Raechel Ibarra is an indigenous advocate residing on the traditional homelands of the Nisenan and Miwok people in Northern California. In her current role as a Case Manager at a non-profit law firm, Raechel supports a specialized caseload of sexually exploited youth in foster care. In this role, she focuses on the importance of cultural and traditional healing for system-involved youth. Raechel has over seven years experience providing direct client services and advocacy. Through her lived and professional experience, she realized how the intersections of violence are directly related to the foster care pipelines. Additionally, Ms. Ibarra provides consulting services to CBOs, policy makers, probation departments, and child/family courts helping them understand the experiences and needs of system-involved youth.

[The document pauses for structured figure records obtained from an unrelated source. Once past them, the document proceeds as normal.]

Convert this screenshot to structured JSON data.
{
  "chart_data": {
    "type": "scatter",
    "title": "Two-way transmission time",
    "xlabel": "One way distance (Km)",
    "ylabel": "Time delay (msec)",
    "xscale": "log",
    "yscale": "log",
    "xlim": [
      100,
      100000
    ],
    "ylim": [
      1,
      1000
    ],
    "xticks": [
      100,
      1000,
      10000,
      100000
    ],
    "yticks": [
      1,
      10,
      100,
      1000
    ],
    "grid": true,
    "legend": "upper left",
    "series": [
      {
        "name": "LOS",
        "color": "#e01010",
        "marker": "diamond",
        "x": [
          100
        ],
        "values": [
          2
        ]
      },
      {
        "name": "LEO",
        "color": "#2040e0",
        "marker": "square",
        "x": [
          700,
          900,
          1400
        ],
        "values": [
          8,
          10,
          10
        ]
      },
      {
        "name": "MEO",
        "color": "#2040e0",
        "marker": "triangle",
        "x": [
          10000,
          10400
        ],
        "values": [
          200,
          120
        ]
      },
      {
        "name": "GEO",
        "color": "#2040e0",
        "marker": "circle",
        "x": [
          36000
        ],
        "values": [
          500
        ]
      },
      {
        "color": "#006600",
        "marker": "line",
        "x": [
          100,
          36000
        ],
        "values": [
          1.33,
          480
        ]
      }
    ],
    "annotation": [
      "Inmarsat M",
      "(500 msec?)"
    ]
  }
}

Reshay Collier is a training associate at WestCoast Children’s Clinic providing training about youth who experience commercial sexual exploitation to caregivers and providers throughout the state of California. Additionally, Reshay has been a Survivor Leader for the past 7 years with Love Never Fails. An organization that fights against human trafficking, along with providing housing services to youth, women and men who have been exploited. Reshay is also an active member of the California CSEC Advisory board where she sits among other lived experience experts who consult, create and educate other organizations on the subjects of exploitation. Reshay believes that every experience is important and coming together collectively will create a necessary change.

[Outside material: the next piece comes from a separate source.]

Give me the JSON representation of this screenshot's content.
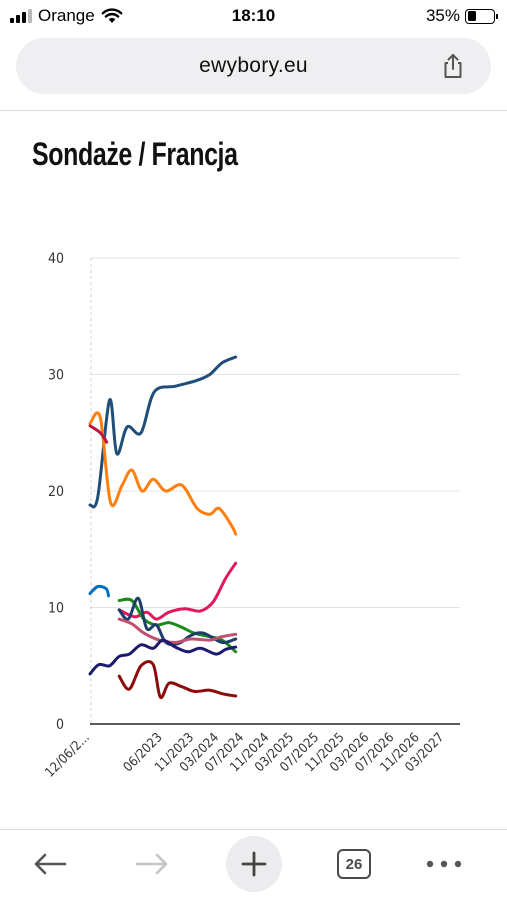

Ummra Hang is a second generation Cambodian American, consultant, advocate, trainer, and speaker born and raised in Oakland, CA. She is dedicated to working with those who have been impacted by child sexual exploitation as well as formerly incarcerated people. Ms. Hang has an M.S.W. from the University of California, Los Angeles, and a B.A. in Psychology from San José State University. She focuses on research and education in anti-trafficking, particularly around the importance of trauma, the impact of narratives that are placed on people, and language/label usage. She uses her academic and lived experiences to promote the power of healing from trauma through agency, self-empowerment, and pursuing authentic selves to realize one's passions and goals for self-sufficiency. Ms. Hang shares her story to uplift the many others who are still silent and continue breaking barriers to help others reach a place of healing and not only survive but thrive.